Par jugement en date du 25 octobre 2022, le tribunal de commerce de Chambéry ouvrait une procédure de sauvegarde, sans administrateur, à l'encontre de la société ADRG et désignait la société Bouvet et Guyonnet (SELARL) en qualité de mandataire judiciaire, avec une période d'observation au titre de la poursuite d'activité.
Par déclaration au greffe en date du 10 novembre 2022, la société ADRG interjetait appel de cette décision en toutes ses dispositions, hormis les dispositions constatant la nullité de l'acte d'huissier intitulé « itérative sommation » et délivré à la société ADRG le 28 novembre 2018 et qui déboutait chacune des parties de leur demande au titre des frais irrépétibles.
La Selarl Bouvet&Guyonnet intervenait volontairement à l'instance.
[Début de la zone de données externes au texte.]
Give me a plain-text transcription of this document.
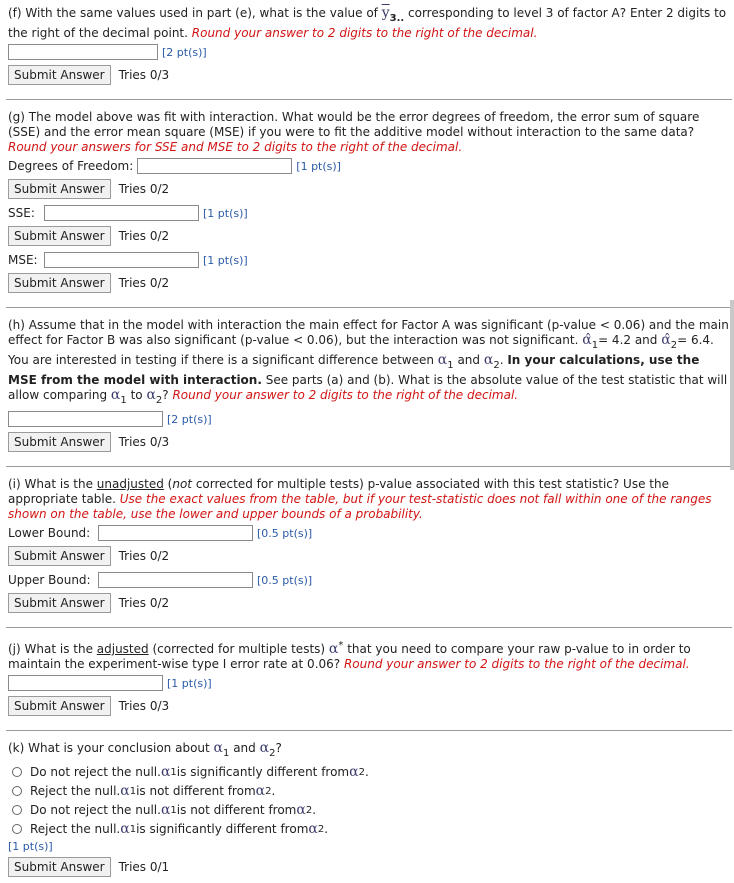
(f) With the same values used in part (e), what is the value of $\overline{y}_{3..}$ corresponding to level 3 of factor A? Enter 2 digits to the right of the decimal point. Round your answer to 2 digits to the right of the decimal.

[2 pt(s)]
Submit Answer	Tries 0/3

(g) The model above was fit with interaction. What would be the error degrees of freedom, the error sum of square (SSE) and the error mean square (MSE) if you were to fit the additive model without interaction to the same data? Round your answers for SSE and MSE to 2 digits to the right of the decimal.

Degrees of Freedom:	[1 pt(s)]
Submit Answer	Tries 0/2
SSE:	[1 pt(s)]
Submit Answer	Tries 0/2
MSE:	[1 pt(s)]
Submit Answer	Tries 0/2

(h) Assume that in the model with interaction the main effect for Factor A was significant (p-value < 0.06) and the main effect for Factor B was also significant (p-value < 0.06), but the interaction was not significant. $\alphâ_1= 4.2$ and $\alphâ_2= 6.4$. You are interested in testing if there is a significant difference between $\alpha_1$ and $\alpha_2$. In your calculations, use the MSE from the model with interaction. See parts (a) and (b). What is the absolute value of the test statistic that will allow comparing $\alpha_1$ to $\alpha_2$? Round your answer to 2 digits to the right of the decimal.

[2 pt(s)]
Submit Answer	Tries 0/3

(i) What is the unadjusted (not corrected for multiple tests) p-value associated with this test statistic? Use the appropriate table. Use the exact values from the table, but if your test-statistic does not fall within one of the ranges shown on the table, use the lower and upper bounds of a probability.

Lower Bound:	[0.5 pt(s)]
Submit Answer	Tries 0/2
Upper Bound:	[0.5 pt(s)]
Submit Answer	Tries 0/2

(j) What is the adjusted (corrected for multiple tests) α* that you need to compare your raw p-value to in order to maintain the experiment-wise type I error rate at 0.06? Round your answer to 2 digits to the right of the decimal.

[1 pt(s)]
Submit Answer	Tries 0/3

(k) What is your conclusion about $\alpha_1$ and $\alpha_2$?

Do not reject the null. α 1 is significantly different from α 2 .
Reject the null. α 1 is not different from α 2 .
Do not reject the null. α 1 is not different from α 2 .
Reject the null. α 1 is significantly different from α 2 .
[1 pt(s)]
Submit Answer	Tries 0/1
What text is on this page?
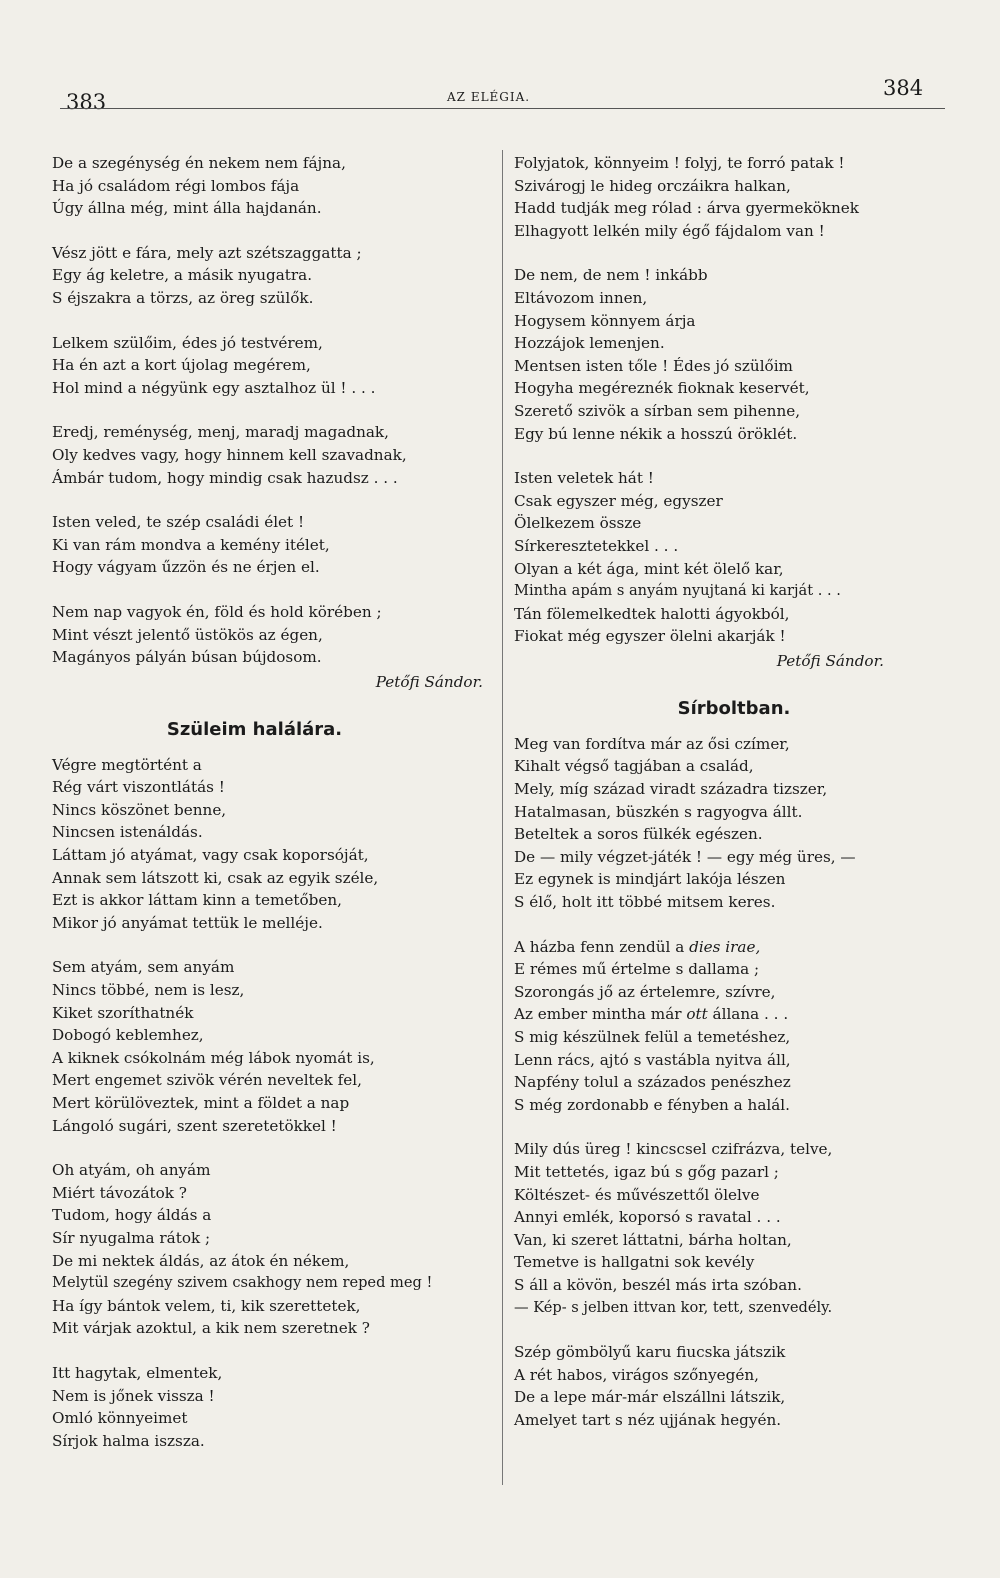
383	AZ ELÉGIA.	384
De a szegénység én nekem nem fájna,
Ha jó családom régi lombos fája
Úgy állna még, mint álla hajdanán.
Vész jött e fára, mely azt szétszaggatta ;
Egy ág keletre, a másik nyugatra.
S éjszakra a törzs, az öreg szülők.
Lelkem szülőim, édes jó testvérem,
Ha én azt a kort újolag megérem,
Hol mind a négyünk egy asztalhoz ül ! . . .
Eredj, reménység, menj, maradj magadnak,
Oly kedves vagy, hogy hinnem kell szavadnak,
Ámbár tudom, hogy mindig csak hazudsz . . .
Isten veled, te szép családi élet !
Ki van rám mondva a kemény itélet,
Hogy vágyam űzzön és ne érjen el.
Nem nap vagyok én, föld és hold körében ;
Mint vészt jelentő üstökös az égen,
Magányos pályán búsan bújdosom.
Petőfi Sándor.
Szüleim halálára.
Végre megtörtént a
Rég várt viszontlátás !
Nincs köszönet benne,
Nincsen istenáldás.
Láttam jó atyámat, vagy csak koporsóját,
Annak sem látszott ki, csak az egyik széle,
Ezt is akkor láttam kinn a temetőben,
Mikor jó anyámat tettük le melléje.
Sem atyám, sem anyám
Nincs többé, nem is lesz,
Kiket szoríthatnék
Dobogó keblemhez,
A kiknek csókolnám még lábok nyomát is,
Mert engemet szivök vérén neveltek fel,
Mert körülöveztek, mint a földet a nap
Lángoló sugári, szent szeretetökkel !
Oh atyám, oh anyám
Miért távozátok ?
Tudom, hogy áldás a
Sír nyugalma rátok ;
De mi nektek áldás, az átok én nékem,
Melytül szegény szivem csakhogy nem reped meg !
Ha így bántok velem, ti, kik szerettetek,
Mit várjak azoktul, a kik nem szeretnek ?
Itt hagytak, elmentek,
Nem is jőnek vissza !
Omló könnyeimet
Sírjok halma iszsza.
Folyjatok, könnyeim ! folyj, te forró patak !
Szivárogj le hideg orczáikra halkan,
Hadd tudják meg rólad : árva gyermeköknek
Elhagyott lelkén mily égő fájdalom van !
De nem, de nem ! inkább
Eltávozom innen,
Hogysem könnyem árja
Hozzájok lemenjen.
Mentsen isten tőle ! Édes jó szülőim
Hogyha megéreznék fioknak keservét,
Szerető szivök a sírban sem pihenne,
Egy bú lenne nékik a hosszú öröklét.
Isten veletek hát !
Csak egyszer még, egyszer
Ölelkezem össze
Sírkeresztetekkel . . .
Olyan a két ága, mint két ölelő kar,
Mintha apám s anyám nyujtaná ki karját . . .
Tán fölemelkedtek halotti ágyokból,
Fiokat még egyszer ölelni akarják !
Petőfi Sándor.
Sírboltban.
Meg van fordítva már az ősi czímer,
Kihalt végső tagjában a család,
Mely, míg század viradt századra tizszer,
Hatalmasan, büszkén s ragyogva állt.
Beteltek a soros fülkék egészen.
De — mily végzet-játék ! — egy még üres, —
Ez egynek is mindjárt lakója lészen
S élő, holt itt többé mitsem keres.
A házba fenn zendül a dies irae,
E rémes mű értelme s dallama ;
Szorongás jő az értelemre, szívre,
Az ember mintha már ott állana . . .
S mig készülnek felül a temetéshez,
Lenn rács, ajtó s vastábla nyitva áll,
Napfény tolul a százados penészhez
S még zordonabb e fényben a halál.
Mily dús üreg ! kincscsel czifrázva, telve,
Mit tettetés, igaz bú s gőg pazarl ;
Költészet- és művészettől ölelve
Annyi emlék, koporsó s ravatal . . .
Van, ki szeret láttatni, bárha holtan,
Temetve is hallgatni sok kevély
S áll a kövön, beszél más irta szóban.
— Kép- s jelben ittvan kor, tett, szenvedély.
Szép gömbölyű karu fiucska játszik
A rét habos, virágos szőnyegén,
De a lepe már-már elszállni látszik,
Amelyet tart s néz ujjának hegyén.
Prétentions et moyens des parties
Par dernières écritures en date du 8 février 2023, régulièrement notifiées par voie de communication électronique, la société ADRG et la société Bouvet et Guyonnet, ès qualités de mandataire judiciaire de la société ADRG, sollicitait :
- Déclarer recevable et bien fondé son appel interjeté à l'encontre du jugement rendu par le tribunal Judiciaire de Chambéry le 23 septembre 2022 ;
- Confirmer ledit jugement en ce qu'il a annulé la sommation du 28 novembre 2018 et en ce qu'il a jugé que la société ADRG avait subi un préjudice du fait des plots installés par le bailleur,
- Infirmer ledit jugement dans toutes ses autres dispositions ;
Et statuant à nouveau,
- Prononcer la nullité de la sommation du 7 mai 2019 ;
- Débouter, en conséquence, la SCI Les vignes de l'intégralité de ses demandes tendant notamment à voir constater la résiliation de plein droit ou judiciaire du bail commercial et à ordonner son expulsion des locaux, et à la remise en état des locaux ainsi qu'à la fixation d'une indemnité d'occupation ;
- Condamner la SCI Les vignes à lui payer une indemnité de 150 euros par jour ouvrable à compter du 5 octobre 2018 en réparation du préjudice subi par l'impossibilité de poursuivre les travaux dans les locaux ;
- Autoriser la société ADRG à poursuivre les travaux dans les locaux comme étant notamment indispensables à leur mise aux normes notamment d'accessibilité aux personnes à mobilité réduite et handicapées, et permettre ainsi le respect de l'obligation de délivrance à la charge du bailleur et de jouir des locaux ;
- Ordonner à la SCI Les vignes d'effectuer, sous astreinte de 100 euros par jour de retard, les vérifications nécessaires pour déterminer la présence éventuelle d'amiante dans les joints des fenêtres des locaux et lui ordonner de réaliser à ses frais exclusifs, le cas échéant, les travaux nécessaires pour l'enlèvement de l'amiante ou pour en empêcher la dégradation et/ou la friabilité ;
- Condamner la SCI Les vignes à lui payer une somme de 15 000 euros à titre de dommages-intérêts en réparation du préjudice subi par l'installation des plots en béton devant les locaux ;
- Débouter la SCI Les vignes de toute demande de condamnation pécuniaire pour toutes causes qui antérieures au jugement d'ouverture de la procédure de sauvegarde du 25 octobre 2022 ;
- Débouter la SCI Les vignes de son appel incident tendant à l'infirmation du jugement sur la nullité de l'acte d'huissier intitulé « itérative sommation » du 28 novembre 2018 et en ce qu'il condamnait la SCI Les vignes à payer à la société ADRG la somme de 3 000 euros à titre de dommages-intérêts en réparation du préjudice, et rejeter la demande de l'article 700 du code de procédure civile formée par la SCI Les vignes;
- Condamner la SCI Les vignes à lui payer la somme de 4 000 euros au titre de l'article 700 du code de procédure civile en cour d'appel ;
- Condamner la SCI Les vignes aux entiers dépens de première instance et d'appel en application des dispositions des articles 696 et 699 du code de procédure civile en cour d'appel.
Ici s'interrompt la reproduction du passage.